Des problèmes particuliers semblent découler de la manière dont les fabricants de rhum internationaux basés dans les îles Vierges américaines « profitent des restitutions par le gouvernement américain (…) des droits d’accise sur le rhum pour subventionner la production et la commercialisation de rhum ». En 2011, près de 133,5 millions de dollars ont été versés dans le cadre de ces restitutions. D’après le Dr Frank Ward, président du Barbados Rum Committee, les subventions américaines permettent aux producteurs de rhum américains de produire des mélasses à un coût moyen de 20 dollars/tonne, tandis que les producteurs du CARIFORUM paient en moyenne 200 dollars/tonne. En outre, il semble que les restitutions aient été utilisées dans les îles Vierges américaines pour financer la construction d’une nouvelle distillerie qui serait exploitée par Diageo et qui produirait le rhum Captain Morgan vendu sur le marché américain.
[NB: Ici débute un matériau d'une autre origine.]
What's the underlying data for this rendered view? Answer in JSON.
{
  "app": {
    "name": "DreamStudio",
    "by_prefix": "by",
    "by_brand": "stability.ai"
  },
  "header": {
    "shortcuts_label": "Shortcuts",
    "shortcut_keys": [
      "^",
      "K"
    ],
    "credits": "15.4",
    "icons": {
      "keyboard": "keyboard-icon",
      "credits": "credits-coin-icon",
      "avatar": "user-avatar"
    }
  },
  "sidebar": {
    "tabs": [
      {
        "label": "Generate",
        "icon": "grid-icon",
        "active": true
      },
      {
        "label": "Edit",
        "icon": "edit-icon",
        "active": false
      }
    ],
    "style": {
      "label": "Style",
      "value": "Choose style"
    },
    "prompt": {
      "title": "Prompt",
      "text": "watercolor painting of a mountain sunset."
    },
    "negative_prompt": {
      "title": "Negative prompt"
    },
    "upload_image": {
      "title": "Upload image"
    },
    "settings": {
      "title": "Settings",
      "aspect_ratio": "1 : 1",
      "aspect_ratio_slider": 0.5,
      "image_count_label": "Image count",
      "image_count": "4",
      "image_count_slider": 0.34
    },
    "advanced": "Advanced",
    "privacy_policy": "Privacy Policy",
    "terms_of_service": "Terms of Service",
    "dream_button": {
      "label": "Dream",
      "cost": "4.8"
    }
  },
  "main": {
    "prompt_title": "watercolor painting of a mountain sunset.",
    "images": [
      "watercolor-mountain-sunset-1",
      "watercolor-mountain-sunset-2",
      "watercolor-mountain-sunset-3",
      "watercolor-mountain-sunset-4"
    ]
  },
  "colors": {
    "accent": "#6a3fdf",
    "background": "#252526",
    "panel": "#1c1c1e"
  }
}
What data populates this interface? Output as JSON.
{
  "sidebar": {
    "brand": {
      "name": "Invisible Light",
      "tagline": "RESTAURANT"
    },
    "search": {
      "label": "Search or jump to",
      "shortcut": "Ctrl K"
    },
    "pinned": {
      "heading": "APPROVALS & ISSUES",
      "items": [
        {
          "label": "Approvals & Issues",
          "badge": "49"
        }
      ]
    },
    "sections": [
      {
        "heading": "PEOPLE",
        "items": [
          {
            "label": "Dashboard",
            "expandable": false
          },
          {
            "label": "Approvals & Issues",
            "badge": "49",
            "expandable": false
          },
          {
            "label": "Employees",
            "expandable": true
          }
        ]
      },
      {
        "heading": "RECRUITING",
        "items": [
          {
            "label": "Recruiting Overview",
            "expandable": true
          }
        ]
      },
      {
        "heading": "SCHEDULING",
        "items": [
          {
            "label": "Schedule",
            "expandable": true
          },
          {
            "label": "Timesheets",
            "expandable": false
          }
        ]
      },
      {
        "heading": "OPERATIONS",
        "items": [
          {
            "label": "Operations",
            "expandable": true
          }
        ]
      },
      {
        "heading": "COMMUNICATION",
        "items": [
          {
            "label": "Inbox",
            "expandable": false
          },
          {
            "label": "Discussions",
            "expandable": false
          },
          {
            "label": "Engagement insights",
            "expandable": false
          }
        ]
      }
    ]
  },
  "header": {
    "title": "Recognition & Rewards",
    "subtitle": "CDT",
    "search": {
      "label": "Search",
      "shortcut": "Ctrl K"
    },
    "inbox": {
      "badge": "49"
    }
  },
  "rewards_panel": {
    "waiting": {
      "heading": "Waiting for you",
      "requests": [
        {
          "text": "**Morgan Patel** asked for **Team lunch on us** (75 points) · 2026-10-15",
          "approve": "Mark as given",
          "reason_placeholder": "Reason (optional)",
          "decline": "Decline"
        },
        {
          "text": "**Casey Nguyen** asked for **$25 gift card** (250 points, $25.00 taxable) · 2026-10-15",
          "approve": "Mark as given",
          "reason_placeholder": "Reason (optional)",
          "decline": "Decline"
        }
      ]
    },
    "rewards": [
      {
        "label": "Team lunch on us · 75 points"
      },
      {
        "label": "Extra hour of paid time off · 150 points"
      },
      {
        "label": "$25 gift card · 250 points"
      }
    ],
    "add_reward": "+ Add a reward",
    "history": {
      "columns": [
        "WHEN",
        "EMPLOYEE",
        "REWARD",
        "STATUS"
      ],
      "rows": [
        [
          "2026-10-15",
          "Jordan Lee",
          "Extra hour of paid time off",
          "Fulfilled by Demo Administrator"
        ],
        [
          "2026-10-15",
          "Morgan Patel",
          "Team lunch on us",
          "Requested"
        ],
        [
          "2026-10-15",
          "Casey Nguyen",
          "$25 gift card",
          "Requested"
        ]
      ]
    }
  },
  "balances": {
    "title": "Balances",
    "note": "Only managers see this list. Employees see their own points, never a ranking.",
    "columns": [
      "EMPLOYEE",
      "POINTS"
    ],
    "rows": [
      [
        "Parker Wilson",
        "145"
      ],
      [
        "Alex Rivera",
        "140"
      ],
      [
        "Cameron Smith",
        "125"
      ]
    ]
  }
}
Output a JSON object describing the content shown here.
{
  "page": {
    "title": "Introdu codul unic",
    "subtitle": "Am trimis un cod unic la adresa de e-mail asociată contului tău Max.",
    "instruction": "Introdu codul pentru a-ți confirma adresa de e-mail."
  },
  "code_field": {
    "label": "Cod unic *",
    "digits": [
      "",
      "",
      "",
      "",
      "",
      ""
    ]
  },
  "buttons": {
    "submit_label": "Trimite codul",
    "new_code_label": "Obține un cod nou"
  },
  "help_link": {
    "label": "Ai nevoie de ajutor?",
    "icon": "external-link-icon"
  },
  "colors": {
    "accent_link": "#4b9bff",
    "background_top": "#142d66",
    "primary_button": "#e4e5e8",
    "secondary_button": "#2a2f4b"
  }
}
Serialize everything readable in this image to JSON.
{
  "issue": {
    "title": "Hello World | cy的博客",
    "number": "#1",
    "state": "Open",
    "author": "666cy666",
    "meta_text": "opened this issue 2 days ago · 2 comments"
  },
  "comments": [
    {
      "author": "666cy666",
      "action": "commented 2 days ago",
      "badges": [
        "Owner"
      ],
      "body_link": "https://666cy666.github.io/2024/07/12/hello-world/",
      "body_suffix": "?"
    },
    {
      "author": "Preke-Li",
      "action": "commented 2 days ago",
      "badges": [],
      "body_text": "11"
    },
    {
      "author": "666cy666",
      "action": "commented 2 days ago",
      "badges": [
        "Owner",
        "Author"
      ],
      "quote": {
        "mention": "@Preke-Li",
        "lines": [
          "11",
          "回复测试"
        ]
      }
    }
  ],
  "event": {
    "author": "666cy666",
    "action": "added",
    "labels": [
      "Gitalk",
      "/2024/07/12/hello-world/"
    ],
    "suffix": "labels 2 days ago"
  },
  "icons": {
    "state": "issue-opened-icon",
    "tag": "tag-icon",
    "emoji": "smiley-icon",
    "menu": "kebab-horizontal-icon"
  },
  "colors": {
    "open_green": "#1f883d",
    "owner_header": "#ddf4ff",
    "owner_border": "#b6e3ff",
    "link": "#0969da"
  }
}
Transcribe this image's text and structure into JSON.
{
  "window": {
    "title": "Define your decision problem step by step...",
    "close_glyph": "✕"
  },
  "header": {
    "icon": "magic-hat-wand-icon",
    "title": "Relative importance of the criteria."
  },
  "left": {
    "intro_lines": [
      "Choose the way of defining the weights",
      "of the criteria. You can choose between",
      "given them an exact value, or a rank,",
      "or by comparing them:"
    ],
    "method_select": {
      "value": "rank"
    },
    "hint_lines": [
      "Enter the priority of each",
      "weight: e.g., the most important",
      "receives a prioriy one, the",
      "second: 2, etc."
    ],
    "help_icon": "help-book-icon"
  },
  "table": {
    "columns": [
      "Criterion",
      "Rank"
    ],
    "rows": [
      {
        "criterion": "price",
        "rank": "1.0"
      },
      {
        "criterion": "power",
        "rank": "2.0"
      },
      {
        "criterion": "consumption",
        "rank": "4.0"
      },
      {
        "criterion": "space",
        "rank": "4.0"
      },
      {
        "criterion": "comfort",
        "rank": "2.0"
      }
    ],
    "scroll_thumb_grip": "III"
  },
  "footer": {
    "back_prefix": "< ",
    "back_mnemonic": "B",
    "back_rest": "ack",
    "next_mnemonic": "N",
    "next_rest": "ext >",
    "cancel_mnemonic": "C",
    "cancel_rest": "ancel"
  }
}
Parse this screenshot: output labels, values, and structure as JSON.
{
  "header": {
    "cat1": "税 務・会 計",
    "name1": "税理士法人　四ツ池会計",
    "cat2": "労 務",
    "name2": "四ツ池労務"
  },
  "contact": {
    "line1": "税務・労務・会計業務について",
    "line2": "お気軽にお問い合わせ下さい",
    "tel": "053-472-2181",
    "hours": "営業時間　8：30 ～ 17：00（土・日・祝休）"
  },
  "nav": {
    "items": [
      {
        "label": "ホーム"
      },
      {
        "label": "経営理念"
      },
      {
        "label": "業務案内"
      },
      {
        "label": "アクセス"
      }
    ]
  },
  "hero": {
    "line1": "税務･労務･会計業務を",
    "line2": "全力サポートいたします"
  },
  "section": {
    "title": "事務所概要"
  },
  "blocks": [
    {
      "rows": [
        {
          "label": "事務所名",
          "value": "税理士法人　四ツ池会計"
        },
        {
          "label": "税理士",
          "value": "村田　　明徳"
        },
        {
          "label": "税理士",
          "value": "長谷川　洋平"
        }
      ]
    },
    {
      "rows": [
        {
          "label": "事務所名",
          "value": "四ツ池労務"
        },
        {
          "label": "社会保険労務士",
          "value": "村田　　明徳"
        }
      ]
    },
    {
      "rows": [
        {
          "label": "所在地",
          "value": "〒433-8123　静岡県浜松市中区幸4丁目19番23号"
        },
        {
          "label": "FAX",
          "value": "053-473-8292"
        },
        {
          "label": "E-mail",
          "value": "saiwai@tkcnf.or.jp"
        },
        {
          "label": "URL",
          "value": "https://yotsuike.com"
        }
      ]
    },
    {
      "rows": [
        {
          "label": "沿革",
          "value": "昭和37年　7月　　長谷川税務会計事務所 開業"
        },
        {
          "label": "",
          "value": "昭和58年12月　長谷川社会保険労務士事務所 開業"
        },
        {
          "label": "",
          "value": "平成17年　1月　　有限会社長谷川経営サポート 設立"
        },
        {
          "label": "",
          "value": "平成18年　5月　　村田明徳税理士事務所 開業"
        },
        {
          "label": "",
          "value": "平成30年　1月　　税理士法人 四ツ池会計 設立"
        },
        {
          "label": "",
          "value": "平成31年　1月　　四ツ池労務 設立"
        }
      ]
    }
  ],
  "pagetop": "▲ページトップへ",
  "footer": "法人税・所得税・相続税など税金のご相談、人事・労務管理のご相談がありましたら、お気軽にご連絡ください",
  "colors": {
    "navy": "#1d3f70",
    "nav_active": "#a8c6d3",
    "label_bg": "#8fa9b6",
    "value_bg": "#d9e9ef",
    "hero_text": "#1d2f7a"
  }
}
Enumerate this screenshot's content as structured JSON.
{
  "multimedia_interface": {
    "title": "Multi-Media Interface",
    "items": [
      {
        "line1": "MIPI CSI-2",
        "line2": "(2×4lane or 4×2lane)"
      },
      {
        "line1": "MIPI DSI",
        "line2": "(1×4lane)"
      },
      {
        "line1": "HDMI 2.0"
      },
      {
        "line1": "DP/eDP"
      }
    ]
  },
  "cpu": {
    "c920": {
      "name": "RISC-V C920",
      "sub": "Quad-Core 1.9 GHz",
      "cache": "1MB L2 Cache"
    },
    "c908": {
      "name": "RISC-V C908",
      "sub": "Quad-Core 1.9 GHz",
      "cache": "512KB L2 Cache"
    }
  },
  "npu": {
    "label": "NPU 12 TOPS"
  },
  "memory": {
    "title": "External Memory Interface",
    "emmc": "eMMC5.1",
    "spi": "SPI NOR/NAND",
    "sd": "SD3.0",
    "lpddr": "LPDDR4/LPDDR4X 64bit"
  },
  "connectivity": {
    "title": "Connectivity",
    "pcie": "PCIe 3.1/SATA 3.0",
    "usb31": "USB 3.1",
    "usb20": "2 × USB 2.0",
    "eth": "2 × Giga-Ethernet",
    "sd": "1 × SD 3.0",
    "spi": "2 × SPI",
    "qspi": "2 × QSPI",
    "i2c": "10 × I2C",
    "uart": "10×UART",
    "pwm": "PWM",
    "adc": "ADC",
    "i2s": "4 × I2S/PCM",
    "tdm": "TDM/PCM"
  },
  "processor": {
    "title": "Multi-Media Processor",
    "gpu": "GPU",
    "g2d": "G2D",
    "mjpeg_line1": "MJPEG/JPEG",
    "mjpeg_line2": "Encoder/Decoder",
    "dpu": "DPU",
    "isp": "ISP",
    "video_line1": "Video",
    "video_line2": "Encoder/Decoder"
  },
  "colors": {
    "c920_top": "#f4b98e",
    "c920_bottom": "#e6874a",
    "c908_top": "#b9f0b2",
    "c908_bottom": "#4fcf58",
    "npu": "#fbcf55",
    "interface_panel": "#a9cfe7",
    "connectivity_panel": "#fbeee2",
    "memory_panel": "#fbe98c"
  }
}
Un article sur le site web Caribbean360.com affirme que « les subventions des îles Vierges américaines à elles seules généreront une nouvelle capacité de 28 millions de gallons de rhum, qui représente environ 80 % de la consommation américaine actuelle ». Dans ce contexte, on craint que « l’énorme augmentation des exportations de rhum vers les États-Unis, à un coût subventionné, n’évince les autres rhums caribéens ». L’article indique que les producteurs caribéens ont vu « des contrats d’approvisionnement annulés parce qu’ils ne peuvent pas égaler ou battre le prix du rhum subventionné provenant de Puerto Rico et des îles Vierges américaines ». Ceci affecte le segment du rhum en vrac sensible au prix, qui s’avère capital pour les revenus de l’industrie du rhum des Caraïbes. Certains considèrent que, « avec le temps, l’effet des îles Vierges américaines et de Puerto Rico se fera également ressentir sur les fournisseurs de produits en bouteille ». D’après l’article, la valeur des restitutions à Puerto Rico était de 452 millions de dollars en 2011.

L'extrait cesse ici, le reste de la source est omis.